L'assurance tracteurs et matériel, parent pauvre de la couverture globale
Au-delà de l'assurance récolte, les contrats couvrant les tracteurs et le matériel agricole représentent un segment souvent sous-estimé. Les cotisations des contrats tracteurs et matériel agricole sont estimées pour 2024 à 723 millions d'euros pour le marché national. Ces polices couvrent non seulement le vol et l'incendie, mais aussi les dommages accidentels en cours d'exploitation ou sur la route. Or, avec l'arrivée de tracteurs connectés intégrant des écrans tactiles, des caméras et des systèmes embarqués coûteux, la valeur à assurer ne cesse de croître.
Un courtier spécialisé en assurance agricole basé à Chartres observe : « Les agriculteurs sous-estiment souvent la valeur réelle de leur parc matériel. Un tracteur récent avec guidage automatisé et télémétrie peut dépasser les 200 000 euros. Si l'exploitant n'a pas actualisé son contrat, il risque d'être sous-indemnisé en cas de sinistre total. » Cette actualisation régulière est d'autant plus cruciale que les technologies embarquées évoluent rapidement et que leur coût de remplacement peut exploser.
Assureurs et agriculteurs, une convergence d'intérêts encore fragile face aux enjeux climatiques
Le réchauffement climatique amplifie la fréquence et l'intensité des événements extrêmes : sécheresses, grêles, inondations. Les perspectives de commercialisation des céréales françaises en 2026/27 s'inscrivent dans un contexte géopolitique international instable et des épisodes successifs de canicule jusqu'alors inédits. Dans ce contexte, les assureurs doivent proposer des produits adaptés, intégrant des franchises modulables et des garanties sur mesure. De leur côté, les agriculteurs doivent accepter de considérer l'assurance non comme une charge, mais comme un investissement stratégique de continuité d'activité.

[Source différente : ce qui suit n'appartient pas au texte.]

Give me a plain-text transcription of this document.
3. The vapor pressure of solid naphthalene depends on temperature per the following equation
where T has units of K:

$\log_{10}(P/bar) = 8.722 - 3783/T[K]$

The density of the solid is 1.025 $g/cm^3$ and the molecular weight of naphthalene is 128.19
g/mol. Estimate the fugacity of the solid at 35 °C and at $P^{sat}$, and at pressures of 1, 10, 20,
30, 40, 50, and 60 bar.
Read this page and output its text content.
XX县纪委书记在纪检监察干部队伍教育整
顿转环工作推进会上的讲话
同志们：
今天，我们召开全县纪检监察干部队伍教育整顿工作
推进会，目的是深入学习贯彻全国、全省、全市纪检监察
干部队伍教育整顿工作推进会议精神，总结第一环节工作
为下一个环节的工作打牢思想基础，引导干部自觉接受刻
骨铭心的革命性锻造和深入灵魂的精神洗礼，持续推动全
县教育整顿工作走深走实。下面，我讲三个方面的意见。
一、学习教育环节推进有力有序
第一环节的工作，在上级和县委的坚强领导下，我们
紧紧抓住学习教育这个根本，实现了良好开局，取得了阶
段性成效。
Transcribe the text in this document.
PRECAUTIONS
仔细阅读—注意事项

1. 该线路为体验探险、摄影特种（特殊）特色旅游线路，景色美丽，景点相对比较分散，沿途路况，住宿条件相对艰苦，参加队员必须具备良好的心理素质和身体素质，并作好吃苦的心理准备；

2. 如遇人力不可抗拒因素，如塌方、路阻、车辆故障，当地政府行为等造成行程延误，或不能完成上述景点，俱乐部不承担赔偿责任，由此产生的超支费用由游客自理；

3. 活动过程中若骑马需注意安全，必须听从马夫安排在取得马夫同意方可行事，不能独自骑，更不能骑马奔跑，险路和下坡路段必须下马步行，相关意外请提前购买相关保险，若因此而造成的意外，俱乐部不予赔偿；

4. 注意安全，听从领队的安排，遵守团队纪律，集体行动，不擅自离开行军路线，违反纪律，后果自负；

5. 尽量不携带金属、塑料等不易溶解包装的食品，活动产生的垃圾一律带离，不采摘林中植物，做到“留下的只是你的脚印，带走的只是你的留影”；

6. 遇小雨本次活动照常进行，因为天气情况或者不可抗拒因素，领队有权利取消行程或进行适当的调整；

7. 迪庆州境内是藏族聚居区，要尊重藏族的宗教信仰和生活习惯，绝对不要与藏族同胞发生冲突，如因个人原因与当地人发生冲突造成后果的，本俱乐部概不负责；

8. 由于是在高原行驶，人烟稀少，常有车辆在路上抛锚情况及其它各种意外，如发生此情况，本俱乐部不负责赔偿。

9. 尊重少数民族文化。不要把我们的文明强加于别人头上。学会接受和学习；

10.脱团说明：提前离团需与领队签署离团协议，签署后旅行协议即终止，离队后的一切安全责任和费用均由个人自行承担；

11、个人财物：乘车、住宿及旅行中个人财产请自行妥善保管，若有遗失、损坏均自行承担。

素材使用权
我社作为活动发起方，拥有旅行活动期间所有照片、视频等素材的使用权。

Certains acteurs innovent déjà. Des contrats paramétriques, qui déclenchent automatiquement une indemnisation dès qu'un seuil de précipitation ou de température est franchi, commencent à émerger. Ces dispositifs, couplés aux données satellitaires et aux capteurs de terrain, permettent une gestion plus rapide et transparente des sinistres. Mais leur adoption reste limitée, freinée par une culture du métier encore marquée par la méfiance envers les assureurs.
Dans un secteur où la compétition internationale impose des marges toujours plus serrées, la sécurisation des investissements matériels et la prévention des dommages corporels ne sont plus optionnelles. Elles deviennent des conditions de survie économique, au même titre que la maîtrise des coûts de production ou la qualité des récoltes.